The research articles that make up this thesis are thus based around attempts to find and elucidate the polysaccharide preferences of heterotrophic bacteria that become abundant following phytoplankton blooms.The first article is a study into the abundance of TonB-dependent transporter proteins in metaproteomes and metagenomes across a single spring phytoplankton bloom at the long term research station at Helgoland. This investigation identifies transporters for laminarin and alpha-glucans, the two most abundant glucose-based storage polysaccharides, are the most abundant predicted polysaccharide transporting TonB-dependent transporters during the bloom. However, as the bloom progressed, and particularly following a doubling of bacterial cell numbers, the proportion of predicted polysaccharide transporters dedicated to laminarin and alpha-glucan transport declined relative to transporters for less readily degraded mannose-, xylose-, and fucose-containing polysaccharides. The inference is that this change is an active response to the availability of the different polysaccharides, or their relative attractiveness as growth substrates during the period.

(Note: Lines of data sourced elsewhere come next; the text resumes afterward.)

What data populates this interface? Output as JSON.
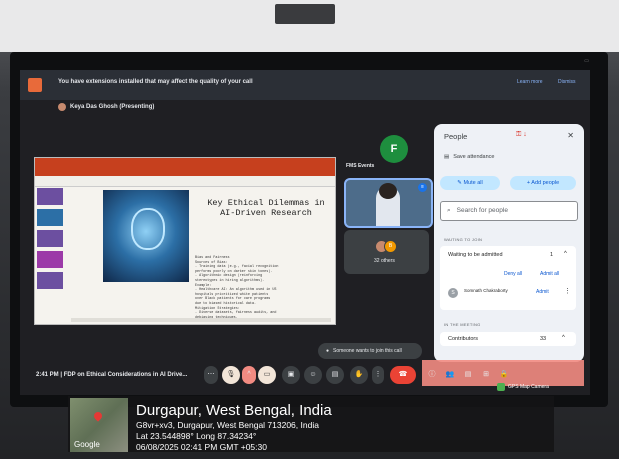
{
  "banner": {
    "text": "You have extensions installed that may affect the quality of your call",
    "learn_more": "Learn more",
    "dismiss": "Dismiss"
  },
  "presenter": "Keya Das Ghosh (Presenting)",
  "slide": {
    "title": "Key Ethical Dilemmas in AI-Driven Research",
    "body_lines": [
      "Bias and Fairness",
      "Sources of Bias:",
      "- Training data (e.g., facial recognition",
      "  performs poorly on darker skin tones).",
      "- Algorithmic design (reinforcing",
      "  stereotypes in hiring algorithms).",
      "Example:",
      "- Healthcare AI: An algorithm used in US",
      "  hospitals prioritized white patients",
      "  over Black patients for care programs",
      "  due to biased historical data.",
      "Mitigation Strategies:",
      "- Diverse datasets, fairness audits, and",
      "  debiasing techniques."
    ]
  },
  "tiles": {
    "host_initial": "F",
    "host_label": "FMS Events",
    "others_count_label": "32 others",
    "others_avatar_letter": "B"
  },
  "people_panel": {
    "title": "People",
    "close": "✕",
    "save_attendance": "Save attendance",
    "mute_all": "Mute all",
    "add_people": "Add people",
    "search_placeholder": "Search for people",
    "waiting_header": "WAITING TO JOIN",
    "waiting_title": "Waiting to be admitted",
    "waiting_count": "1",
    "deny_all": "Deny all",
    "admit_all": "Admit all",
    "person_name": "Somnath Chakraborty",
    "person_initial": "S",
    "person_admit": "Admit",
    "in_meeting_header": "IN THE MEETING",
    "contributors_label": "Contributors",
    "contributors_count": "33"
  },
  "toast": "Someone wants to join this call",
  "bottom": {
    "time_meeting": "2:41 PM | FDP on Ethical Considerations in AI Drive..."
  },
  "overlay": {
    "city": "Durgapur, West Bengal, India",
    "address": "G8vr+xv3, Durgapur, West Bengal 713206, India",
    "coords": "Lat 23.544898° Long 87.34234°",
    "datetime": "06/08/2025 02:41 PM GMT +05:30",
    "map_brand": "Google",
    "gps_label": "GPS Map Camera"
  },
  "colors": {
    "accent_blue": "#8ab4f8",
    "end_call_red": "#ea4335",
    "ppt_red": "#c6401e"
  }
}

The second article is an in-depth look at one of the most abundant Bacteroidetes clades, which was previously unnamed, and has not to date been cultivated. The most abundant species in this clade grows rapidly and often peaks earlier than other heterotrophic clades. It was found to be limited in predicted polysaccharide consumption capability, having only PULs for predicted laminarin degradation. It is also detectable in many locations at higher latitudes where phytoplankton blooms are expected to occur, indicating this is a globally successful consumer of algal organic matter, and may have an outsize significance for global laminarin degradation given its high abundance.
The third article is a more holistic study of phytoplankton bloom associated Gammaproteobacteria, which have otherwise been rather ignored compared to the Bacteroidetes. Gammaproteobacteria overlap with Bacteroidetes to some extent in being clear consumers of laminarin, but fewer of them are clearly capable of consuming the more complex cell-wall derived polysaccharides. Some may, however, be producers of alginate, an otherwise mysteriously popular polysaccharide with Bacteroidetes, given that it is not known to be produced by bloom forming microalgae.
The fourth article then goes into detail on the PUL content of Bacteroidetes, based on metagenomic data. It finds five substrates, alpha- and beta-glucans, xylose and mannose rich polysaccharides, and alginate, are the most frequent predicted polysaccharide substrates for Bacteroidetes PULs among populations responding to the Helgoland spring blooms.
This thesis thus summarises multiple metagenomic and metaproteomic investigations into the polysaccharide consumption capabilities of marine heterotrophic bacteria. These bacteria have a profound impact on the overall carbon cycle in coastal regions, and are critical for understanding how changes in atmospheric carbon concentrations impact carbon turnover and storage in the world's oceans.